NAME

tconv - iconv-like interface with automatic charset detection

SYNOPSIS

#include <tconv.h>

size_t tconv(tconv_t cd,
             char **inbuf, size_t *inbytesleft,
             char **outbuf, size_t *outbytesleft);

DESCRIPTION

tconv is like iconv, but without the need to know the input charset. Caller might want to play with macros e.g.

#define iconv_t                       tconv_t
#define iconv_open(tocode, fromcode)  tconv_open(tocode, fromcode)
#define iconv(cd, ipp, ilp, opp, olp) tconv(cd, ipp, ilp, opp, olp)
#define iconv_close(cd)               tconv_close(cd)

When calling tconv_open:

tconv_open(const char *tocode, const char *fromcode)

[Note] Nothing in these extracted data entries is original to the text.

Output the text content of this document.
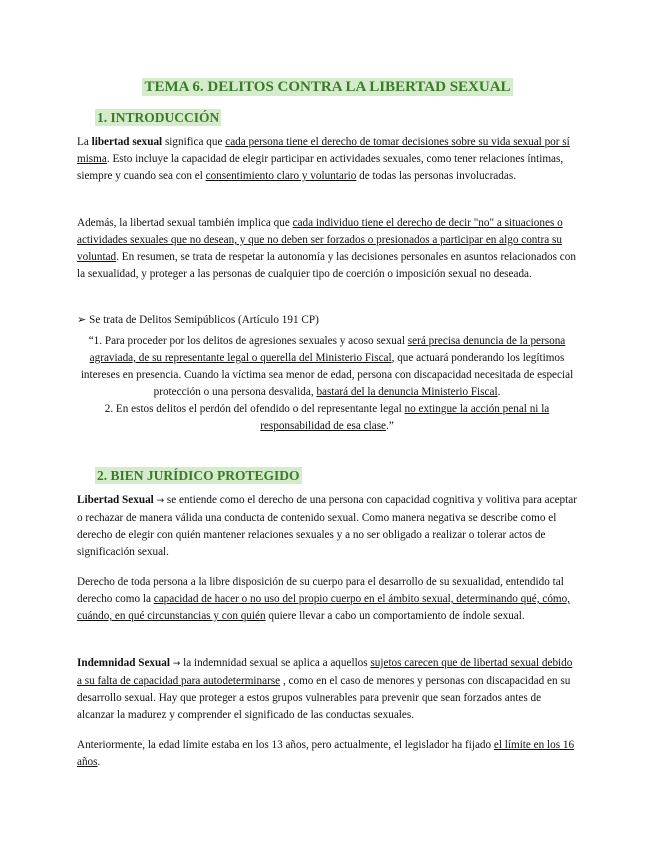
TEMA 6. DELITOS CONTRA LA LIBERTAD SEXUAL
1. INTRODUCCIÓN
La libertad sexual significa que cada persona tiene el derecho de tomar decisiones sobre su vida sexual por sí misma. Esto incluye la capacidad de elegir participar en actividades sexuales, como tener relaciones íntimas, siempre y cuando sea con el consentimiento claro y voluntario de todas las personas involucradas.
Además, la libertad sexual también implica que cada individuo tiene el derecho de decir "no" a situaciones o actividades sexuales que no desean, y que no deben ser forzados o presionados a participar en algo contra su voluntad. En resumen, se trata de respetar la autonomía y las decisiones personales en asuntos relacionados con la sexualidad, y proteger a las personas de cualquier tipo de coerción o imposición sexual no deseada.
➢ Se trata de Delitos Semipúblicos (Artículo 191 CP)
“1. Para proceder por los delitos de agresiones sexuales y acoso sexual será precisa denuncia de la persona agraviada, de su representante legal o querella del Ministerio Fiscal, que actuará ponderando los legítimos intereses en presencia. Cuando la víctima sea menor de edad, persona con discapacidad necesitada de especial protección o una persona desvalida, bastará del la denuncia Ministerio Fiscal.
2. En estos delitos el perdón del ofendido o del representante legal no extingue la acción penal ni la responsabilidad de esa clase.”
2. BIEN JURÍDICO PROTEGIDO
Libertad Sexual → se entiende como el derecho de una persona con capacidad cognitiva y volitiva para aceptar o rechazar de manera válida una conducta de contenido sexual. Como manera negativa se describe como el derecho de elegir con quién mantener relaciones sexuales y a no ser obligado a realizar o tolerar actos de significación sexual.
Derecho de toda persona a la libre disposición de su cuerpo para el desarrollo de su sexualidad, entendido tal derecho como la capacidad de hacer o no uso del propio cuerpo en el ámbito sexual, determinando qué, cómo, cuándo, en qué circunstancias y con quién quiere llevar a cabo un comportamiento de índole sexual.
Indemnidad Sexual → la indemnidad sexual se aplica a aquellos sujetos carecen que de libertad sexual debido a su falta de capacidad para autodeterminarse , como en el caso de menores y personas con discapacidad en su desarrollo sexual. Hay que proteger a estos grupos vulnerables para prevenir que sean forzados antes de alcanzar la madurez y comprender el significado de las conductas sexuales.
Anteriormente, la edad límite estaba en los 13 años, pero actualmente, el legislador ha fijado el límite en los 16 años.
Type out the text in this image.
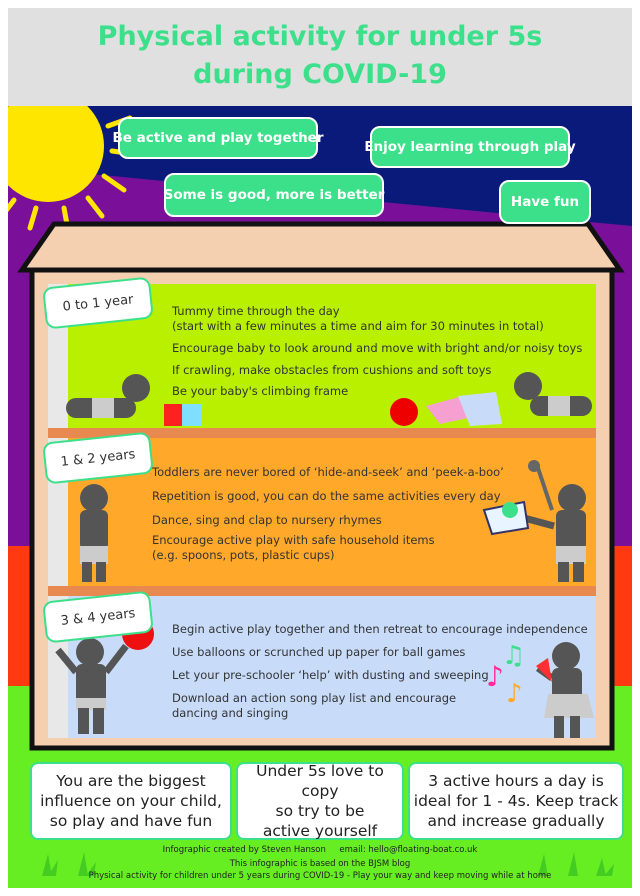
Physical activity for under 5s
during COVID-19
♪
♫
♪
Be active and play together
Enjoy learning through play
Some is good, more is better	Have fun
0 to 1 year
1 & 2 years
3 & 4 years
Tummy time through the day
(start with a few minutes a time and aim for 30 minutes in total)
Encourage baby to look around and move with bright and/or noisy toys
If crawling, make obstacles from cushions and soft toys
Be your baby's climbing frame
Toddlers are never bored of ‘hide-and-seek’ and ‘peek-a-boo’
Repetition is good, you can do the same activities every day
Dance, sing and clap to nursery rhymes
Encourage active play with safe household items
(e.g. spoons, pots, plastic cups)
Begin active play together and then retreat to encourage independence
Use balloons or scrunched up paper for ball games
Let your pre-schooler ‘help’ with dusting and sweeping
Download an action song play list and encourage
dancing and singing
You are the biggest
influence on your child,
so play and have fun
Under 5s love to copy
so try to be
active yourself
3 active hours a day is
ideal for 1 - 4s. Keep track
and increase gradually
Infographic created by Steven Hanson email: hello@floating-boat.co.uk
This infographic is based on the BJSM blog
Physical activity for children under 5 years during COVID-19 - Play your way and keep moving while at home
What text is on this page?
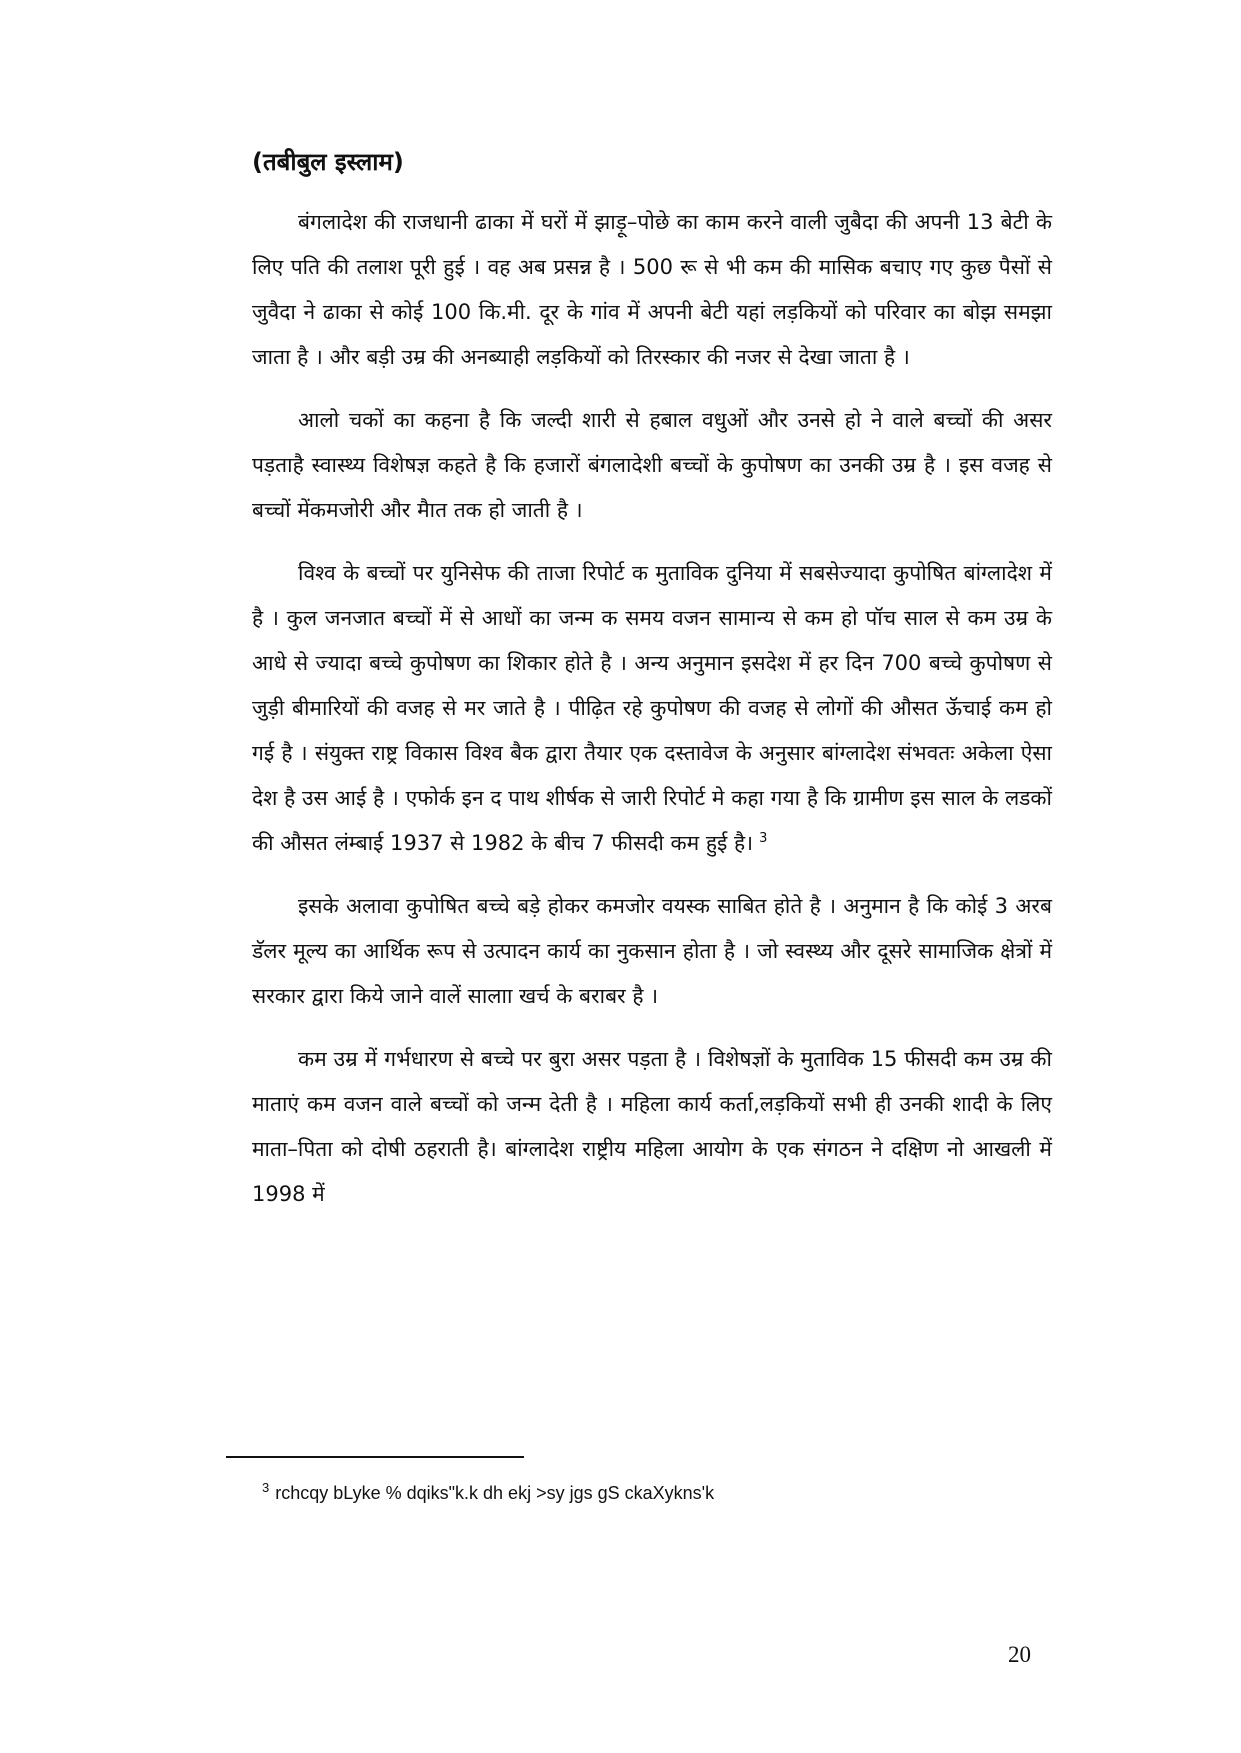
(तबीबुल इस्लाम)

बंगलादेश की राजधानी ढाका में घरों में झाड़ू–पोछे का काम करने वाली जुबैदा की अपनी 13 बेटी के लिए पति की तलाश पूरी हुई । वह अब प्रसन्न है । 500 रू से भी कम की मासिक बचाए गए कुछ पैसों से जुवैदा ने ढाका से कोई 100 कि.मी. दूर के गांव में अपनी बेटी यहां लड़कियों को परिवार का बोझ समझा जाता है । और बड़ी उम्र की अनब्याही लड़कियों को तिरस्कार की नजर से देखा जाता है ।

आलो चकों का कहना है कि जल्दी शारी से हबाल वधुओं और उनसे हो ने वाले बच्चों की असर पड़ताहै स्वास्थ्य विशेषज्ञ कहते है कि हजारों बंगलादेशी बच्चों के कुपोषण का उनकी उम्र है । इस वजह से बच्चों मेंकमजोरी और मैात तक हो जाती है ।

विश्व के बच्चों पर युनिसेफ की ताजा रिपोर्ट क मुताविक दुनिया में सबसेज्यादा कुपोषित बांग्लादेश में है । कुल जनजात बच्चों में से आधों का जन्म क समय वजन सामान्य से कम हो पॉच साल से कम उम्र के आधे से ज्यादा बच्चे कुपोषण का शिकार होते है । अन्य अनुमान इसदेश में हर दिन 700 बच्चे कुपोषण से जुड़ी बीमारियों की वजह से मर जाते है । पीढ़ित रहे कुपोषण की वजह से लोगों की औसत ऊॅचाई कम हो गई है । संयुक्त राष्ट्र विकास विश्व बैक द्वारा तैयार एक दस्तावेज के अनुसार बांग्लादेश संभवतः अकेला ऐसा देश है उस आई है । एफोर्क इन द पाथ शीर्षक से जारी रिपोर्ट मे कहा गया है कि ग्रामीण इस साल के लडकों की औसत लंम्बाई 1937 से 1982 के बीच 7 फीसदी कम हुई है। $^3$

इसके अलावा कुपोषित बच्चे बड़े होकर कमजोर वयस्क साबित होते है । अनुमान है कि कोई 3 अरब डॅलर मूल्य का आर्थिक रूप से उत्पादन कार्य का नुकसान होता है । जो स्वस्थ्य और दूसरे सामाजिक क्षेत्रों में सरकार द्वारा किये जाने वालें सालाा खर्च के बराबर है ।

कम उम्र में गर्भधारण से बच्चे पर बुरा असर पड़ता है । विशेषज्ञों के मुताविक 15 फीसदी कम उम्र की माताएं कम वजन वाले बच्चों को जन्म देती है । महिला कार्य कर्ता,लड़कियों सभी ही उनकी शादी के लिए माता–पिता को दोषी ठहराती है। बांग्लादेश राष्ट्रीय महिला आयोग के एक संगठन ने दक्षिण नो आखली में 1998 में

$^3$ rchcqy bLyke % dqiks"k.k dh ekj >sy jgs gS ckaXykns'k
20
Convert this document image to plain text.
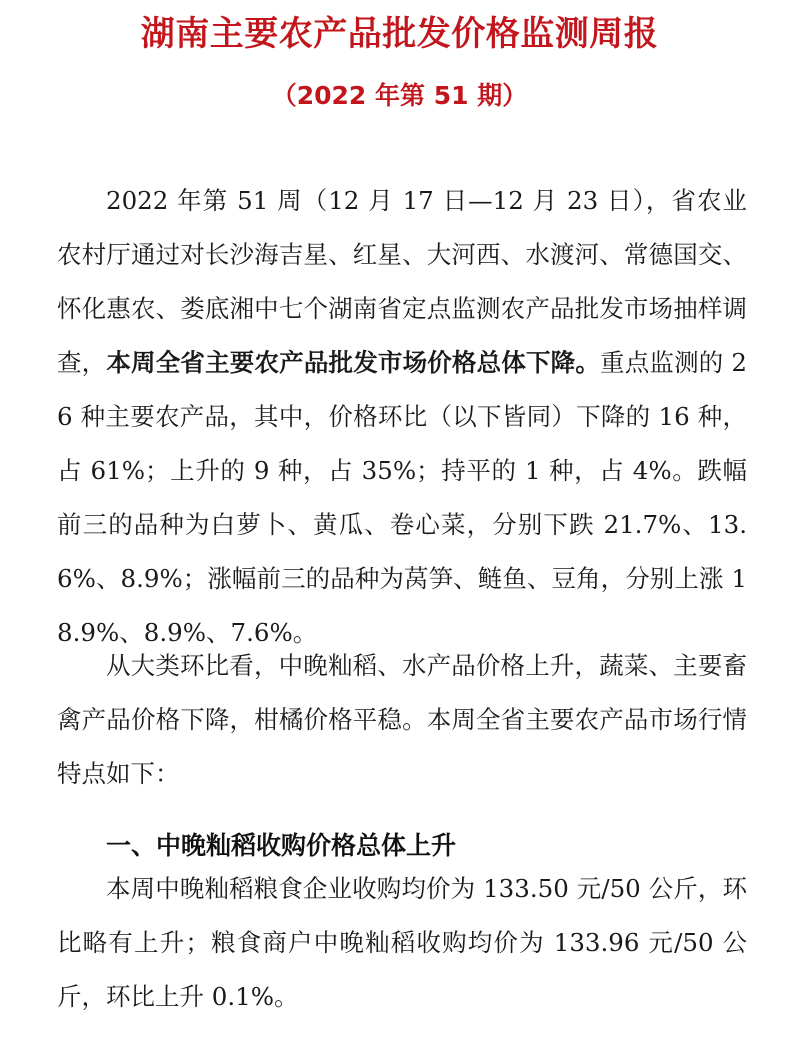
湖南主要农产品批发价格监测周报
（2022 年第 51 期）

2022 年第 51 周（12 月 17 日—12 月 23 日），省农业农村厅通过对长沙海吉星、红星、大河西、水渡河、常德国交、怀化惠农、娄底湘中七个湖南省定点监测农产品批发市场抽样调查，本周全省主要农产品批发市场价格总体下降。重点监测的 26 种主要农产品，其中，价格环比（以下皆同）下降的 16 种，占 61%；上升的 9 种，占 35%；持平的 1 种，占 4%。跌幅前三的品种为白萝卜、黄瓜、卷心菜，分别下跌 21.7%、13.6%、8.9%；涨幅前三的品种为莴笋、鲢鱼、豆角，分别上涨 18.9%、8.9%、7.6%。

从大类环比看，中晚籼稻、水产品价格上升，蔬菜、主要畜禽产品价格下降，柑橘价格平稳。本周全省主要农产品市场行情特点如下：

一、中晚籼稻收购价格总体上升

本周中晚籼稻粮食企业收购均价为 133.50 元/50 公斤，环比略有上升；粮食商户中晚籼稻收购均价为 133.96 元/50 公斤，环比上升 0.1%。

it is legal to have NULL for fromcode. In this case the first chunk of input will be used for charset detection, it is therefore recommended to use enough bytes at the very beginning. If fromcode is not NULL, no charset detection will occur, and tconv will behave like iconv(3), modulo the engine being used (see below). If tocode is NULL, it will default to fromcode.

ENGINES

tconv support two engine types: one for charset detection, one for character conversion, please refer to the tconv_open_ext documentation for technical details. Engines, whatever their type, are supposed to have three entry points: new, run and free. They can be:

external

The application already have the new, run and free entry points.

plugin

The application give the path of a shared library, and tconv will look at it.

built-in

Python's cchardet charset detection engine, bundled with tconv, is always available. If tconv is compiled with ICU support, then ICU charset and conversion engines will be available. If tconv is compiled with ICONV support, then ICONV conversion engine will be available.

DEFAULTS

charset detection

The default charset detection engine is cchardet, bundled statically with tconv.

character conversion

The default character conversion engine is ICU, if tconv has been compiled with ICU support, else ICONV if compiled with ICONV support, else none.

NOTES

Windows platform

On Windows, an ICONV-like conversion engine is always available, via the win-iconv package, bundled with tconv.

iconv compliance
semantics

tconv() only guarantees that his plug-ins support the //TRANSLIT and //IGNORE iconv notation.

output

It is guaranteed that tconv() will behave exactly like iconv() if the character conversion engine is ICONV on an UNIX platform, since in this case tconv() will call iconv() internally. In any other case, the plug-ins have a best-effort policy to behave like iconv.

POSIX compliance

By POSIX compliance, we mean that, when the output buffer is too small, iconv should stop updating the input and output pointers prior to when the limit is reached. When the character conversion engine is ICONV on an UNIX platform, it is the behaviour of this UNIX platform that happen. In any other case, the plug-ins guarantee at least that input and output pointers are left in a state that, if being called again, will correctly handle the continuation of the conversion.

SEE ALSO

tconv_ext(3), iconv(3), cchardet, win-iconv, ICU